Executives often treat the black box nature of machine learning models as a mysterious act, a mystic art that seems more apropos in scenes from the Marvel movie Doctor Strange than to AI. As a result, they task IT managers as if they were the movie's title character -- someone able to conjure processes so that the model performs well. The reality is that understanding machine learning pipeline basics can demystify the steps involved so that IT teams can better manage a tech vital to today's competitive business climate.
Pipelines are essentially development steps in building and automating a desired output from a program. Developers have used the phrase "pipeline" as lingo describing how software is formed from source code and into a production environment. In fact, you will likely see the pipeline label for many commercial programming services such as deploying a software into a repository for updates. In the case of machine learning, pipelines describe the process for adjusting data prior to deployment as well as the deployment process itself.
A machine learning pipeline consists of data acquisition, data processing, transformation and model training. The activity in each segment is linked by how data and code are treated. Data acquisition is the gain of data from planned data sources. The type of acquisition varies from simply uploading a file of data to querying the desired data from a data lake or database.

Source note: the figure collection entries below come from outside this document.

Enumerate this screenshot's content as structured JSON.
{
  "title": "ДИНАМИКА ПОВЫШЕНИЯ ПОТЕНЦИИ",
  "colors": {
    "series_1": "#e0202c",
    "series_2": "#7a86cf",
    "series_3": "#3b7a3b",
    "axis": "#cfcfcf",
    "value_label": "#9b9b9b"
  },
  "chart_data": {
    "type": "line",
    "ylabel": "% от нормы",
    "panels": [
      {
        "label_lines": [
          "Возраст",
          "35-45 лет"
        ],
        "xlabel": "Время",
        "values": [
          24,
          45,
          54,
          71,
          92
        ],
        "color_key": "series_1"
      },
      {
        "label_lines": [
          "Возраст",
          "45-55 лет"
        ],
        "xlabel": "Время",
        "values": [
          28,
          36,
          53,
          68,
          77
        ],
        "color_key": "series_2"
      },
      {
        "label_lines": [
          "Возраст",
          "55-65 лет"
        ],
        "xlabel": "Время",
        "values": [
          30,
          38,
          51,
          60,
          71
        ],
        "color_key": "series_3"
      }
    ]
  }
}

Data processing is the creation of programming code that prepares datasets by row, column, and values. The preparation applies changes based on known qualities of the data. Imputation of missing values with the dataset mean as an educated guestimate is an example.

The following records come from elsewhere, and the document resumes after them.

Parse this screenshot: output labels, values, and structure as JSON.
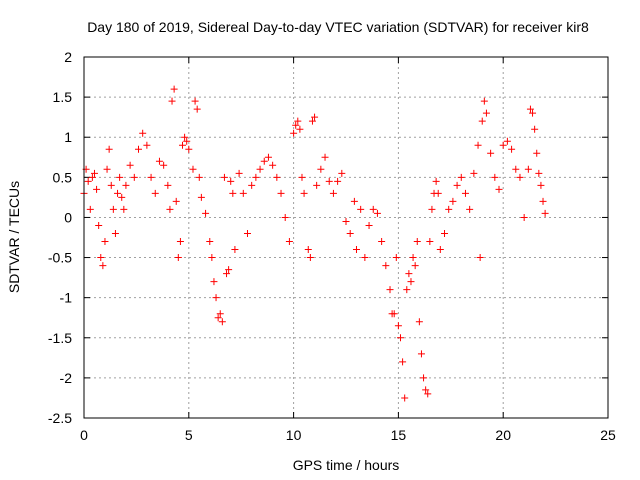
{
  "chart_data": {
    "type": "scatter",
    "title": "Day 180 of 2019, Sidereal Day-to-day VTEC variation (SDTVAR) for receiver kir8",
    "xlabel": "GPS time / hours",
    "ylabel": "SDTVAR / TECUs",
    "xlim": [
      0,
      25
    ],
    "ylim": [
      -2.5,
      2
    ],
    "xticks": [
      0,
      5,
      10,
      15,
      20,
      25
    ],
    "yticks": [
      -2.5,
      -2,
      -1.5,
      -1,
      -0.5,
      0,
      0.5,
      1,
      1.5,
      2
    ],
    "grid": true,
    "marker": "+",
    "color": "#ff0000",
    "series": [
      {
        "name": "SDTVAR",
        "points": [
          [
            0.0,
            0.3
          ],
          [
            0.1,
            0.6
          ],
          [
            0.2,
            0.45
          ],
          [
            0.3,
            0.1
          ],
          [
            0.4,
            0.5
          ],
          [
            0.5,
            0.55
          ],
          [
            0.6,
            0.35
          ],
          [
            0.7,
            -0.1
          ],
          [
            0.8,
            -0.5
          ],
          [
            0.9,
            -0.6
          ],
          [
            1.0,
            -0.3
          ],
          [
            1.1,
            0.6
          ],
          [
            1.2,
            0.85
          ],
          [
            1.3,
            0.4
          ],
          [
            1.4,
            0.1
          ],
          [
            1.5,
            -0.2
          ],
          [
            1.6,
            0.3
          ],
          [
            1.7,
            0.5
          ],
          [
            1.8,
            0.25
          ],
          [
            1.9,
            0.1
          ],
          [
            2.0,
            0.4
          ],
          [
            2.2,
            0.65
          ],
          [
            2.4,
            0.5
          ],
          [
            2.6,
            0.85
          ],
          [
            2.8,
            1.05
          ],
          [
            3.0,
            0.9
          ],
          [
            3.2,
            0.5
          ],
          [
            3.4,
            0.3
          ],
          [
            3.6,
            0.7
          ],
          [
            3.8,
            0.65
          ],
          [
            4.0,
            0.4
          ],
          [
            4.1,
            0.1
          ],
          [
            4.2,
            1.45
          ],
          [
            4.3,
            1.6
          ],
          [
            4.4,
            0.2
          ],
          [
            4.5,
            -0.5
          ],
          [
            4.6,
            -0.3
          ],
          [
            4.7,
            0.9
          ],
          [
            4.8,
            1.0
          ],
          [
            4.9,
            0.95
          ],
          [
            5.0,
            0.85
          ],
          [
            5.2,
            0.6
          ],
          [
            5.3,
            1.45
          ],
          [
            5.4,
            1.35
          ],
          [
            5.5,
            0.5
          ],
          [
            5.6,
            0.25
          ],
          [
            5.8,
            0.05
          ],
          [
            6.0,
            -0.3
          ],
          [
            6.1,
            -0.5
          ],
          [
            6.2,
            -0.8
          ],
          [
            6.3,
            -1.0
          ],
          [
            6.4,
            -1.25
          ],
          [
            6.5,
            -1.2
          ],
          [
            6.6,
            -1.3
          ],
          [
            6.7,
            0.5
          ],
          [
            6.8,
            -0.7
          ],
          [
            6.9,
            -0.65
          ],
          [
            7.0,
            0.45
          ],
          [
            7.1,
            0.3
          ],
          [
            7.2,
            -0.4
          ],
          [
            7.4,
            0.55
          ],
          [
            7.6,
            0.3
          ],
          [
            7.8,
            -0.2
          ],
          [
            8.0,
            0.4
          ],
          [
            8.2,
            0.5
          ],
          [
            8.4,
            0.6
          ],
          [
            8.6,
            0.7
          ],
          [
            8.8,
            0.75
          ],
          [
            9.0,
            0.65
          ],
          [
            9.2,
            0.5
          ],
          [
            9.4,
            0.3
          ],
          [
            9.6,
            0.0
          ],
          [
            9.8,
            -0.3
          ],
          [
            10.0,
            1.05
          ],
          [
            10.1,
            1.15
          ],
          [
            10.2,
            1.2
          ],
          [
            10.3,
            1.1
          ],
          [
            10.4,
            0.5
          ],
          [
            10.5,
            0.3
          ],
          [
            10.7,
            -0.4
          ],
          [
            10.8,
            -0.5
          ],
          [
            10.9,
            1.2
          ],
          [
            11.0,
            1.25
          ],
          [
            11.1,
            0.4
          ],
          [
            11.3,
            0.6
          ],
          [
            11.5,
            0.75
          ],
          [
            11.7,
            0.45
          ],
          [
            11.9,
            0.3
          ],
          [
            12.1,
            0.45
          ],
          [
            12.3,
            0.55
          ],
          [
            12.5,
            -0.05
          ],
          [
            12.7,
            -0.2
          ],
          [
            12.9,
            0.2
          ],
          [
            13.0,
            -0.4
          ],
          [
            13.2,
            0.1
          ],
          [
            13.4,
            -0.5
          ],
          [
            13.6,
            -0.1
          ],
          [
            13.8,
            0.1
          ],
          [
            14.0,
            0.05
          ],
          [
            14.2,
            -0.3
          ],
          [
            14.4,
            -0.6
          ],
          [
            14.6,
            -0.9
          ],
          [
            14.7,
            -1.2
          ],
          [
            14.8,
            -1.2
          ],
          [
            14.9,
            -0.5
          ],
          [
            15.0,
            -1.35
          ],
          [
            15.1,
            -1.5
          ],
          [
            15.2,
            -1.8
          ],
          [
            15.3,
            -2.25
          ],
          [
            15.4,
            -0.9
          ],
          [
            15.5,
            -0.7
          ],
          [
            15.6,
            -0.8
          ],
          [
            15.7,
            -0.5
          ],
          [
            15.8,
            -0.6
          ],
          [
            15.9,
            -0.3
          ],
          [
            16.0,
            -1.3
          ],
          [
            16.1,
            -1.7
          ],
          [
            16.2,
            -2.0
          ],
          [
            16.3,
            -2.15
          ],
          [
            16.4,
            -2.2
          ],
          [
            16.5,
            -0.3
          ],
          [
            16.6,
            0.1
          ],
          [
            16.7,
            0.3
          ],
          [
            16.8,
            0.45
          ],
          [
            16.9,
            0.3
          ],
          [
            17.0,
            -0.4
          ],
          [
            17.2,
            -0.2
          ],
          [
            17.4,
            0.1
          ],
          [
            17.6,
            0.2
          ],
          [
            17.8,
            0.4
          ],
          [
            18.0,
            0.5
          ],
          [
            18.2,
            0.3
          ],
          [
            18.4,
            0.1
          ],
          [
            18.6,
            0.55
          ],
          [
            18.8,
            0.9
          ],
          [
            18.9,
            -0.5
          ],
          [
            19.0,
            1.2
          ],
          [
            19.1,
            1.45
          ],
          [
            19.2,
            1.3
          ],
          [
            19.4,
            0.8
          ],
          [
            19.6,
            0.5
          ],
          [
            19.8,
            0.35
          ],
          [
            20.0,
            0.9
          ],
          [
            20.2,
            0.95
          ],
          [
            20.4,
            0.85
          ],
          [
            20.6,
            0.6
          ],
          [
            20.8,
            0.5
          ],
          [
            21.0,
            0.0
          ],
          [
            21.2,
            0.6
          ],
          [
            21.3,
            1.35
          ],
          [
            21.4,
            1.3
          ],
          [
            21.5,
            1.1
          ],
          [
            21.6,
            0.8
          ],
          [
            21.7,
            0.55
          ],
          [
            21.8,
            0.4
          ],
          [
            21.9,
            0.2
          ],
          [
            22.0,
            0.05
          ]
        ]
      }
    ]
  }
}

Transformation is the arrangement of program functions so that the model reads the data. It is meant to arrange data type in a format recognizable to the model, such as applying hot encoding to move categorical text from the dataset.
Model training involves running the data to establish the specifications of the model. These can be addressed based on the kind of model being used. Some machine learning frameworks have extensions meant to ease model deployment and tuning. TensorFlow, for example, has a library in R programming, called tfdatasets, which is used for input pipelines.
After training, the final step is to test a model to see how accurate it yields a predicted value and tune a model's hyperparameters accordingly.
Another important detail that should be included in a pipeline is documentation. Documentation is used to establish instructions for running functions at specified time periods. YAML is a text programming language used for that purpose. The document is designed with name value pairs like that in a JSON file.
With so many steps required, IT professionals can best learn to manage pipeline related issues through any of the platforms for managing the pipeline process. The most familiar ones are Microsoft Azure ML, Amazon Sagemaker, and Google Cloud AI. Each of these offer an integrated environment for developing pipelines and offers specific features that works with their other cloud services. Azure Pipelines, for example, syncs with a Microsoft IDE, Visual Studio Code, to give developers a dedicated workflow to upload needed corrections. That is especially handy for editing YAML files to set configurations.
Each platform service has their own specific advantages relative to languages, platform, and medium. For example, Azure ML supports both Python or R and provides an option for AutoML, a framework for basic machine learning processes. This detail implies what team training specialties are needed.
Get familiar with accelerators
An addition to learning a platform, IT teams should become familiar with accelerators. Accelerators are cloud services that hosts multiple processor cores called GPUs (Graphics Processing Units). A GPU is a specialized processor that provides dedicated memory for graphical and mathematic computations. GPUs process large batches of data parameters, saving testing and training time that would have been impossible on a laptop processor.
Accelerators sometimes require additional frameworks to access solutions for connecting to the model. For example, TensorFlow has a library for connecting to TPUs (Tensor Processing Unit) a distinct version of a GPU to manage the millions of parameter calculations that arise during training and test runs. Thus, IT teams should seek training with frameworks to understand deployment issues that can arise.
Planning to learn pipeline platforms and accelerators sets the stage for planning CI/CD in the model environment. This is where observability becomes an essential topic. I've mentioned observability before in the post How IT Pros Can Lead the Fight for Data Ethics. Observability allows for monitoring model performance for efficiency tweaks -- especially valuable since models can take a long time to test and train. An observability system can allow an IT team to version control model changes so programming consequential to a performance issue can be accurately debugged. That reproducibility also sets the stage for model validation. Model validation checks for model operation in several environments, helping selection for the optimal machine learning model.
Once validation and version control are planned, CI/CD practices should be easier to envision. The value of CI/CD rests with delivering updates orchestrated against pipeline stages and model conditions.
Understanding pipelines sets the right workflow for IT teams applying CI/CD techniques with machine learning models. It also paves a way for IT teams to better discuss pipeline processes that influences business operations. The result is a proactive IT team that keep machine learning updated, achieving wonders as if it were magic.